Miriam is leaning toward him, her arms resting on her thighs. Her face is so pointed it is like its own kind of weapon. “You care about her?”

He is surprised by how automatic his response is. “Yes.”

“I suppose you wouldn’t have come back for her, right? You wouldn’t have gone for your little walk in the woods if you didn’t feel something for her, right?”

Her voice and expression are so stony he can’t tell whether she is messing with him or not. “Right.”

“I want you to know that she’s not safe. The longer we wait, the more likely it is that something will happen to her.”

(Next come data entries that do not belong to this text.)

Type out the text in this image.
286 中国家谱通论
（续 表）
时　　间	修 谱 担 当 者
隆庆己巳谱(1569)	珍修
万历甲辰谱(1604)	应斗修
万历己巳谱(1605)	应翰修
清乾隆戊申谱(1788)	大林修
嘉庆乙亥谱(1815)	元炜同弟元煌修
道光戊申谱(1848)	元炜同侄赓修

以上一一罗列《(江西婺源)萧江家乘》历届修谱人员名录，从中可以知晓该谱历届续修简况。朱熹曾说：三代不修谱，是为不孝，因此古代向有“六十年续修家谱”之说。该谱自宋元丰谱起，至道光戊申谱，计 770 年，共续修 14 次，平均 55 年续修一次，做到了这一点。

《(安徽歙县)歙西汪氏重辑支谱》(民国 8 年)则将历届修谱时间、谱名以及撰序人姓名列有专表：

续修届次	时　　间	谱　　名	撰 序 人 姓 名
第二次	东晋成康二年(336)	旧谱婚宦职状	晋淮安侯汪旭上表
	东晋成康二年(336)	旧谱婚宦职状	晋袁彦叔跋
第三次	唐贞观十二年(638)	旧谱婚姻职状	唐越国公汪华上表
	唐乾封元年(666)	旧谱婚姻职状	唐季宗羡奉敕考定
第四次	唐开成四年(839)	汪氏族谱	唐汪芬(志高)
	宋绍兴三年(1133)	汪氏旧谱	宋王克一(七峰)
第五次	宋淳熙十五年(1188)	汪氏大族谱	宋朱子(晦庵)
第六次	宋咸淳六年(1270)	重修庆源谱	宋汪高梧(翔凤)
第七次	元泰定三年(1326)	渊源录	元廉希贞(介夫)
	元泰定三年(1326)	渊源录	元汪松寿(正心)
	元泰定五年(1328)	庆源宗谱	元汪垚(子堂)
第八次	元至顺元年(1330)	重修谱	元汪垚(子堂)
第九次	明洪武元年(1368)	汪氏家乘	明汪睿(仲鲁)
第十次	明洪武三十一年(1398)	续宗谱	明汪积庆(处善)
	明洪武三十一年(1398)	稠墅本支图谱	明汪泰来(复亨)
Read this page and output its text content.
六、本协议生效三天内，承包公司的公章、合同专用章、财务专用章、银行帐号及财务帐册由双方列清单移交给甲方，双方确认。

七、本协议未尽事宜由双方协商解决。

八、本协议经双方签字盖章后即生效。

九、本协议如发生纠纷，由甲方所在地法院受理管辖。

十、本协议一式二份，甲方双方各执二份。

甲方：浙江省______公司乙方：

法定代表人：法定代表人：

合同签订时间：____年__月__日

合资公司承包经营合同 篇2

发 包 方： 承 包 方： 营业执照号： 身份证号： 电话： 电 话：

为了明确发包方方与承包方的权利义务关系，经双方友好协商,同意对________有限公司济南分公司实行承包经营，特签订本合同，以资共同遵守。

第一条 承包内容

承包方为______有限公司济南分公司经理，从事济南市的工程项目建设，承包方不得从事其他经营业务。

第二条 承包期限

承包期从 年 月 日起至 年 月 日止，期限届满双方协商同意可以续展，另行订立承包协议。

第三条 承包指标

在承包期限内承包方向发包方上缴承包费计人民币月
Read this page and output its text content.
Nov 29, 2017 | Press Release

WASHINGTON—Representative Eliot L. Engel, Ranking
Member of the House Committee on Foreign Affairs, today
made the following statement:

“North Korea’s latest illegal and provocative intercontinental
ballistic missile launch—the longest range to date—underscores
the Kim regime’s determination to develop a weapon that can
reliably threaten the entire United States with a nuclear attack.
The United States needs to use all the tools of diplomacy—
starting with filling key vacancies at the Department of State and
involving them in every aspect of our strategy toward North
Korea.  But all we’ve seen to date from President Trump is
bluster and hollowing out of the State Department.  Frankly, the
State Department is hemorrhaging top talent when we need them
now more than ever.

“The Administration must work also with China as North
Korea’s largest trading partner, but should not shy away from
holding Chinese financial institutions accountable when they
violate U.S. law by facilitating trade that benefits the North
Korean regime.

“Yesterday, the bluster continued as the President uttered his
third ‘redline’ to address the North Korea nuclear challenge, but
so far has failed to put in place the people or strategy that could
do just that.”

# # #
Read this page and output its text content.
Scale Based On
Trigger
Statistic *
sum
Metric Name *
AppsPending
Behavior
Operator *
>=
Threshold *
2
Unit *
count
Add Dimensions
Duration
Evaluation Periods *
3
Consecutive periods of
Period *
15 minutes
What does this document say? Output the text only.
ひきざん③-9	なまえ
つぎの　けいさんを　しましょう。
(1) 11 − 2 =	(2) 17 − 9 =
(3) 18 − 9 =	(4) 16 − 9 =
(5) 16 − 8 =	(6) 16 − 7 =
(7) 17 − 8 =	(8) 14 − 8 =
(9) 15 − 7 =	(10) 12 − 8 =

He tries to harden his face when he says, “Okay,” but really he feels small enough to put in his own pocket. The whole world seems suddenly against him, and he doubts, when he thinks of the Americans in town, or the lycans in the mountains, that he is up to the fight. His headache, at least, is fading to a hum, the ibuprofen numbing him.

Her hand drops to the table and caresses the pistol. “You know how to use one of these?”

“A little.” Never pistols, only revolvers and rifles really, hunting deer or blasting pop bottles at the rock quarry.

She thumbs the safety off, then on. Ejects the magazine and slams it back home. “Seventeen rounds, double-stack magazines. Keep track. Finger on the guard unless you’re ready to kill. Otherwise, bam, bam.”

She rises and returns with two Magnum flashlights, two penlights, four folding knives with Teflon grips, a sheathed machete, a twelve-gauge pump shotgun, stacking them on the table. She goes to the cupboard next to the stove as if to withdraw a pot but instead grabs a half dozen clips of ammo. Then she creaks open the hall closet and pulls from the shelves several holsters, each with a backing plate of saddle leather, worn tucked inside the waistband.